Epilogue


             Le ciel de Phnom Penh était d’une grande luminosité, comme il l’est souvent lorsque le soleil resplendit de nouveau après une averse de mousson. Je me suis levé à six heures du matin, réveillé par le premier vendeur de soupe ambulant. J’ai fait ma toilette en me déversant un seau d’eau froide sur le corps. Un moment désagréable et euphorisant. J’ai ensuite enfilé mon short et ma chemise et suis venu directement au café.

            Je me suis installé tranquillement à la terrasse, les cheveux bien peignés et l’esprit parfaitement vide.

            Autour de moi, des familles attablées se racontent toutes sortes d’histoires en avalant leurs grands bols de soupe.
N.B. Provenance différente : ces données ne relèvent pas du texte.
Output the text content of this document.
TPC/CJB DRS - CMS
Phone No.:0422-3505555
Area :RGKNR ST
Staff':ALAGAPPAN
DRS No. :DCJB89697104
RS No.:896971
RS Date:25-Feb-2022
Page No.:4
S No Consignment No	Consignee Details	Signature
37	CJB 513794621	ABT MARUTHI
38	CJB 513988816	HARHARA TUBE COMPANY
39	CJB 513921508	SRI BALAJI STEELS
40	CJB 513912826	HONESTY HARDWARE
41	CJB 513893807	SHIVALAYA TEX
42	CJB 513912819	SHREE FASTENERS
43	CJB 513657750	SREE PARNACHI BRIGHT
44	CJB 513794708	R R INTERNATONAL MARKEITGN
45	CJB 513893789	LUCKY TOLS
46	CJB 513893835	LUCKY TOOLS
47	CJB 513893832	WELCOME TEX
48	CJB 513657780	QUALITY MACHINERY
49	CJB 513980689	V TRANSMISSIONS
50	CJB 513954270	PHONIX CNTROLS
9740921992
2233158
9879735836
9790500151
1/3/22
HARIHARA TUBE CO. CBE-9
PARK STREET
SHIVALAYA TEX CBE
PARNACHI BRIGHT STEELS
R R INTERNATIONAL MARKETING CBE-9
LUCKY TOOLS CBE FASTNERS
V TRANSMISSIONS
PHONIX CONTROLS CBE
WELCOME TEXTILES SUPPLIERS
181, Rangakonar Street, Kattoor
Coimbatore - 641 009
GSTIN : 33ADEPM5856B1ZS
Je les regardais rire et s’énerver. Moi, je me contentais de mon habituel café au lait et d’un long biscuit. Je regardais passer les vendeurs et les cyclos en direction du marché Psa Kapko. Buvant mon café par petites rasades, regardant les gosses habillés de leur petite tenue scolaire réglementaire, bleu et blanche, contemplant les femmes se déplacer avec grâce, le fruit de leur course dans un panier au-dessus de leur tête, j’ai ressenti le bonheur.
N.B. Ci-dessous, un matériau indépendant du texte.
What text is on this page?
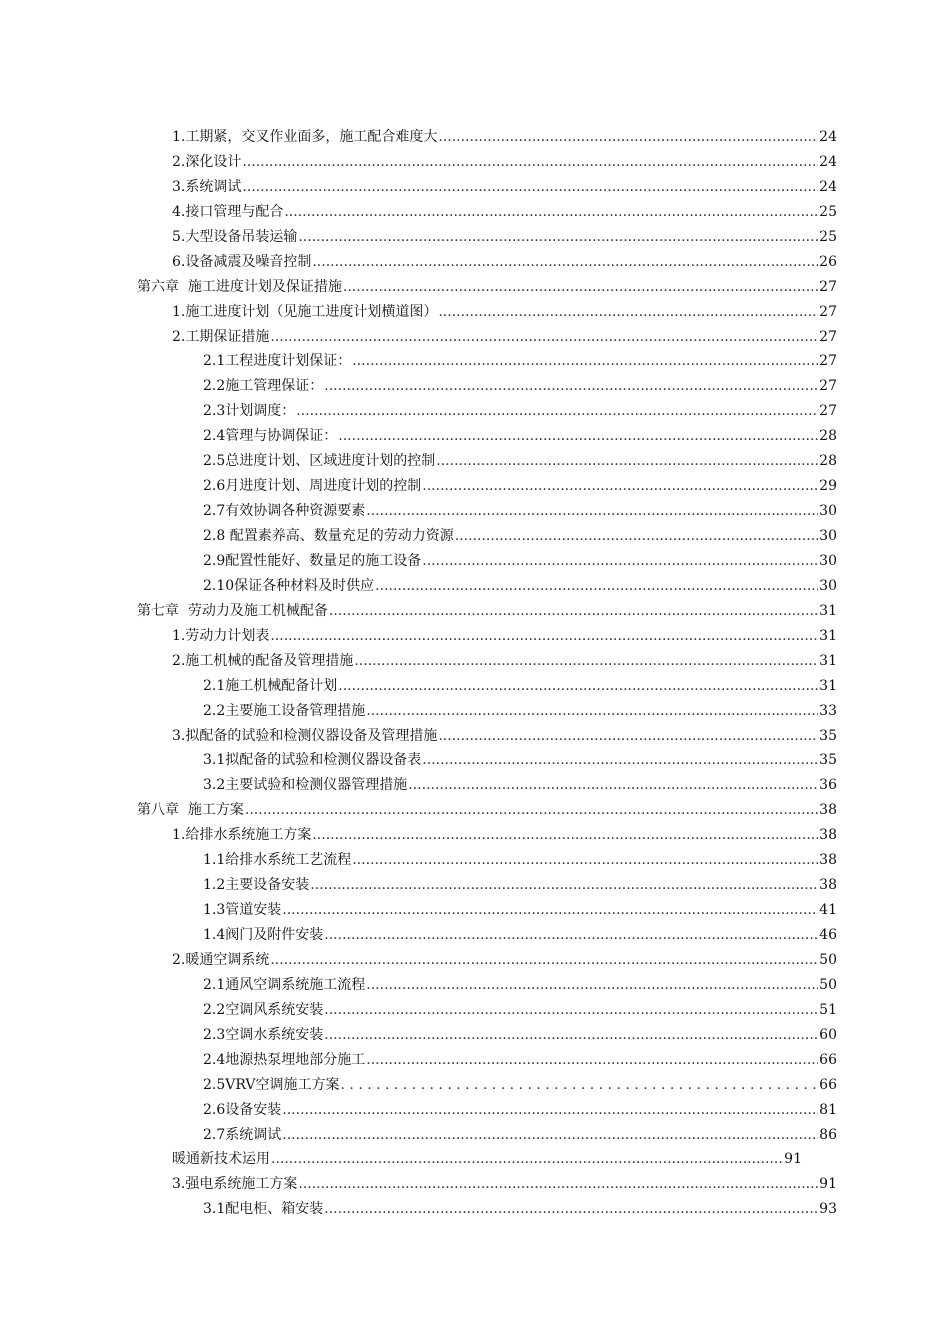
1.工期紧，交叉作业面多，施工配合难度大 .....	24
2.深化设计 .....	24
3.系统调试 .....	24
4.接口管理与配合 .....	25
5.大型设备吊装运输 .....	25
6.设备减震及噪音控制 .....	26
第六章  施工进度计划及保证措施 .....	27
1.施工进度计划（见施工进度计划横道图） .....	27
2.工期保证措施 .....	27
2.1工程进度计划保证： .....	27
2.2施工管理保证： .....	27
2.3计划调度： .....	27
2.4管理与协调保证： .....	28
2.5总进度计划、区域进度计划的控制 .....	28
2.6月进度计划、周进度计划的控制 .....	29
2.7有效协调各种资源要素 .....	30
2.8 配置素养高、数量充足的劳动力资源 .....	30
2.9配置性能好、数量足的施工设备 .....	30
2.10保证各种材料及时供应 .....	30
第七章  劳动力及施工机械配备 .....	31
1.劳动力计划表 .....	31
2.施工机械的配备及管理措施 .....	31
2.1施工机械配备计划 .....	31
2.2主要施工设备管理措施 .....	33
3.拟配备的试验和检测仪器设备及管理措施 .....	35
3.1拟配备的试验和检测仪器设备表 .....	35
3.2主要试验和检测仪器管理措施 .....	36
第八章  施工方案 .....	38
1.给排水系统施工方案 .....	38
1.1给排水系统工艺流程 .....	38
1.2主要设备安装 .....	38
1.3管道安装 .....	41
1.4阀门及附件安装 .....	46
2.暖通空调系统 .....	50
2.1通风空调系统施工流程 .....	50
2.2空调风系统安装 .....	51
2.3空调水系统安装 .....	60
2.4地源热泵埋地部分施工 .....	66
2.5VRV空调施工方案 . . .	66
2.6设备安装 .....	81
2.7系统调试 .....	86
暖通新技术运用 .....	91
3.强电系统施工方案 .....	91
3.1配电柜、箱安装 .....	93
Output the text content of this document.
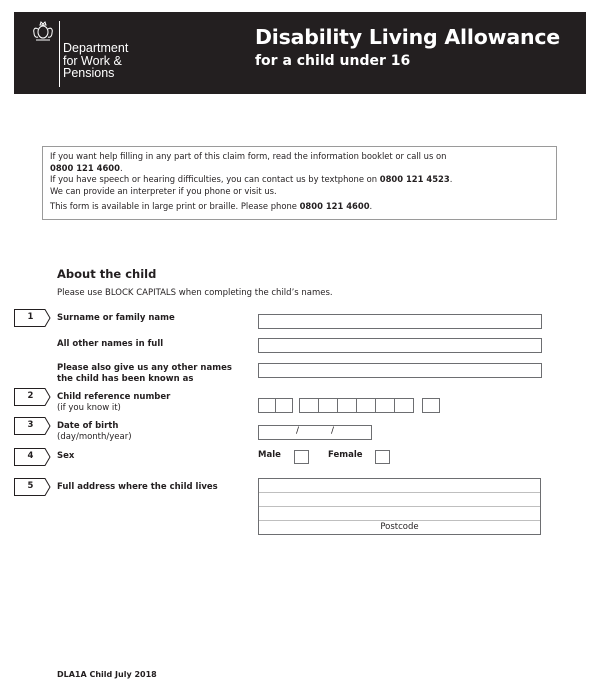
Department
for Work &
Pensions
Disability Living Allowance
for a child under 16

If you want help filling in any part of this claim form, read the information booklet or call us on
0800 121 4600.

If you have speech or hearing difficulties, you can contact us by textphone on 0800 121 4523.

We can provide an interpreter if you phone or visit us.

This form is available in large print or braille. Please phone 0800 121 4600.

About the child
Please use BLOCK CAPITALS when completing the child’s names.
1	Surname or family name
All other names in full
Please also give us any other names
the child has been known as
2	Child reference number
(if you know it)
3	Date of birth
(day/month/year)
/	/
4	Sex	Male	Female
5	Full address where the child lives
Postcode
DLA1A Child July 2018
            Il devait être six heures cinquante. J’ai noté l’heure.

            Tout le monde était là. Tout le monde était actif autour de moi. Personne ne me racontait quoi que ce soit. Tout le monde m’ignorait.
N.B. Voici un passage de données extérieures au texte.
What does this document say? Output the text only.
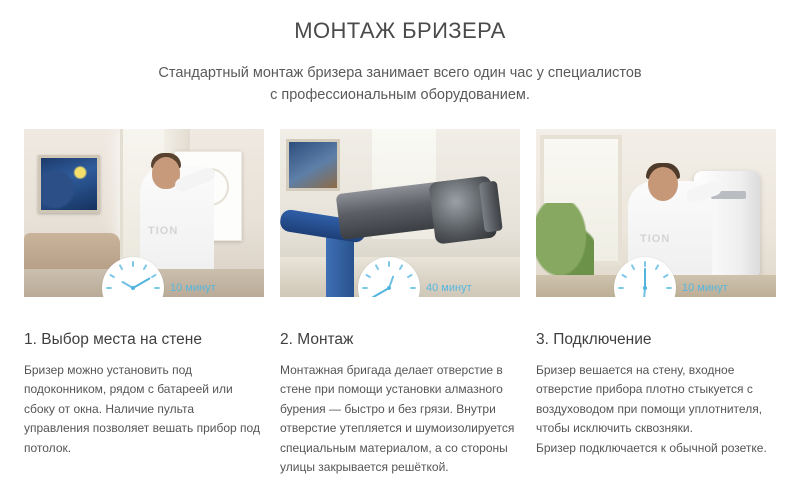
МОНТАЖ БРИЗЕРА
Стандартный монтаж бризера занимает всего один час у специалистов
с профессиональным оборудованием.
TION
10 минут
1. Выбор места на стене

Бризер можно установить под подоконником, рядом с батареей или сбоку от окна. Наличие пульта управления позволяет вешать прибор под потолок.

40 минут
2. Монтаж

Монтажная бригада делает отверстие в стене при помощи установки алмазного бурения — быстро и без грязи. Внутри отверстие утепляется и шумоизолируется специальным материалом, а со стороны улицы закрывается решёткой.

TION
10 минут
3. Подключение

Бризер вешается на стену, входное отверстие прибора плотно стыкуется с воздуховодом при помощи уплотнителя, чтобы исключить сквозняки.

Бризер подключается к обычной розетке.
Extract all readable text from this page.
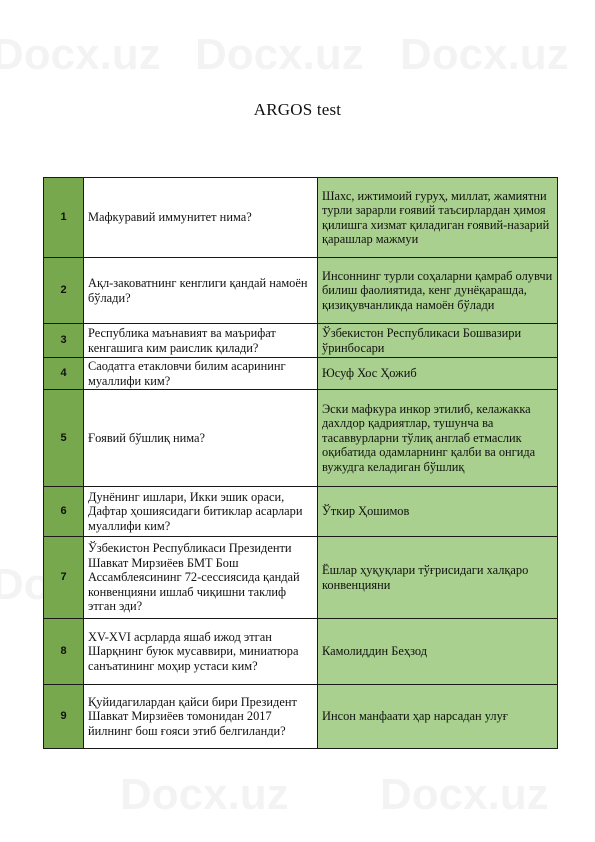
ARGOS test
1	Мафкуравий иммунитет нима?	Шахс, ижтимоий гуруҳ, миллат, жамиятни турли зарарли ғоявий таъсирлардан ҳимоя қилишга хизмат қиладиган ғоявий-назарий қарашлар мажмуи
2	Ақл-заковатнинг кенглиги қандай намоён бўлади?	Инсоннинг турли соҳаларни қамраб олувчи билиш фаолиятида, кенг дунёқарашда, қизиқувчанликда намоён бўлади
3	Республика маънавият ва маърифат кенгашига ким раислик қилади?	Ўзбекистон Республикаси Бошвазири ўринбосари
4	Саодатга етакловчи билим асарининг муаллифи ким?	Юсуф Хос Ҳожиб
5	Ғоявий бўшлиқ нима?	Эски мафкура инкор этилиб, келажакка дахлдор қадриятлар, тушунча ва тасаввурларни тўлиқ англаб етмаслик оқибатида одамларнинг қалби ва онгида вужудга келадиган бўшлиқ
6	Дунёнинг ишлари, Икки эшик ораси, Дафтар ҳошиясидаги битиклар асарлари муаллифи ким?	Ўткир Ҳошимов
7	Ўзбекистон Республикаси Президенти Шавкат Мирзиёев БМТ Бош Ассамблеясининг 72-сессиясида қандай конвенцияни ишлаб чиқишни таклиф этган эди?	Ёшлар ҳуқуқлари тўғрисидаги халқаро конвенцияни
8	XV-XVI асрларда яшаб ижод этган Шарқнинг буюк мусаввири, миниатюра санъатининг моҳир устаси ким?	Камолиддин Беҳзод
9	Қуйидагилардан қайси бири Президент Шавкат Мирзиёев томонидан 2017 йилнинг бош ғояси этиб белгиланди?	Инсон манфаати ҳар нарсадан улуғ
            A Paris, Etienne, Franky, Marius et tous les autres avaient parlé de burn out. La presse avait elle évoqué un aveu à peine déguisé d’une culpabilité, d’une fuite. On avait aussi dit : « Il n’a pas tenu le coup, il n’était pas assez fort. Le Cambodge, c’est plus facile, ça coûte moins cher. » Puis on avait parlé d’autre chose, on avait vite oublié.

            Tous avaient raison en partie. Mais ils sont aussi passés à côté de l’essentiel. Ce qui me rendait heureux ce matin, et de la manière la plus pure qui soit, c’ était cette possibilité d’être parmi les autres, au milieu d’eux, sans les comprendre. J’ai retrouvé la perception physique et immédiate du monde. Tellement plus forte, tellement plus vivante que les millions de mots que mon monde évolué, là-bas, produisait chaque jour.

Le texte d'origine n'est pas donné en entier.